When Ali first arrived on the boxing scene, he bemused audiences with his unconventional style—a distinct, dancelike mix of “circling, shuffling, hopping, dipping, ducking, feinting, jitterbugging.” The journalist A.J. Liebling hedged, “He was good to watch, but seemed to make only glancing contact.” Glancing contact is a perfect description for how Moore’s poetry relates to the world: She blended visual perceptiveness and fine-grained observation with a love of oddity, indirection, idiosyncrasy. She wrote poems about creatures—snails, pangolins, reindeer—whose glowing eccentricities became metaphors for individual artistic styles. It’s not hard to imagine Clay, the butterfly-bee, the “mouse” who could “outrun a horse,” as a Moore-ian invention, especially in the context of his own awareness of himself as spectacle. “Fighters are just brutes that come to entertain the rich white people,” Ali said in 1970, reflecting painfully on his status as a racialized wonder. “Beat up on each other and break each other’s noses, and bleed, and show off like two little monkeys for the crowd.”
But what about Ali’s linguistic pageantry, the words he used to talk about himself? As John Capouya recounted in a 2005 Sports Illustrated profile, he partially owed his “approach to flamboyant self-promotion” (as well as his interest in aesthetics) to the wrestler Gorgeous George Wagner. The 19-year-old Cassius Clay met Wagner in a locker room after the ebullient 46-year-old star had defeated his rival Freddie Blassie. “A lot of people will pay to see someone shut your mouth,” Wagner advised the future champion, explaining his own vow to “crawl across the ring and cut my hair off” if somehow Blassie beat him. “So keep on bragging, keep on sassing and always be outrageous.” (“I said, ‘This is a goooood idea!’ ” Ali told Capouya.)
You hear Gorgeous George in Ali’s cheerful bombastic self-mythologizing. (“Sooo pretty!” the elderly boxer marveled to Remnick, watching videos of himself fighting as a young man). Leibling called him “Mr. Swellhead Bigmouth Poet”; others referred to him as “Gaseous Cassius.” On June 4, 1975, Ali treated a class of freshly minted Harvard University grads to one of the shortest verses ever drafted, an ode to his greatness that reads, in its entirety: “Me? Whee!” Some of his other greatest hits include: “If you even dream of beating me, you’d better wake up and apologize” and “I’m so mean, I make medicine sick.”

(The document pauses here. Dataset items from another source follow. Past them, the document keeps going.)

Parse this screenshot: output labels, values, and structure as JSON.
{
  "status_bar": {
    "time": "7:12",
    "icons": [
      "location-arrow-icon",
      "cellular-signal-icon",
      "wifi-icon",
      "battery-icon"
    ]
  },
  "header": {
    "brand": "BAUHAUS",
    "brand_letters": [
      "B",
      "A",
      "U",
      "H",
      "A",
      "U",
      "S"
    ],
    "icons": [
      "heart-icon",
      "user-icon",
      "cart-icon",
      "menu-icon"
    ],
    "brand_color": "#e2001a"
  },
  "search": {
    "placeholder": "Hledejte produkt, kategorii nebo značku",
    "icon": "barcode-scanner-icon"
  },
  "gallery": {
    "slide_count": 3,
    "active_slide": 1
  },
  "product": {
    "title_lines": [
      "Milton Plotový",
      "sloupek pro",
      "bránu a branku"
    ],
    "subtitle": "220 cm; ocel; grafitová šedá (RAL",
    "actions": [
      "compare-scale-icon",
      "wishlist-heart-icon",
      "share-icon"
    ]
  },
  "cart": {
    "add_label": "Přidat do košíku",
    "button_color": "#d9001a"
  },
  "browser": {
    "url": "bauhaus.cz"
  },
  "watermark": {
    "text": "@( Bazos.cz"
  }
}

As for “float like a butterfly, sting like a bee,” that iconic pair of similes reportedly came courtesy of Ali’s friend and assistant trainer Drew “Bundini” Brown (who copyrighted the lines). Brown joined the Greatest’s entourage at the recommendation of Sugar Ray Robinson: “I saw Muhammad on television reciting poetry in Greenwich Village … he needed somebody to watch over him, somebody to keep him happy and relaxed. I had just the guy.” The writer of Brown’s obituary didn’t specify which poets Ali invoked on the way to meeting a future soul mate—was it Gwendolyn Brooks, whose “We Real Cool” ripples beneath boasts like “I done handcuffed lightning”? Was it his old collaborator Marianne Moore? Either way, word and act, style and movement, fused beautifully in the life of the world’s best boxer. As both poet and athlete, Ali was more than gorgeous—he was a knockout.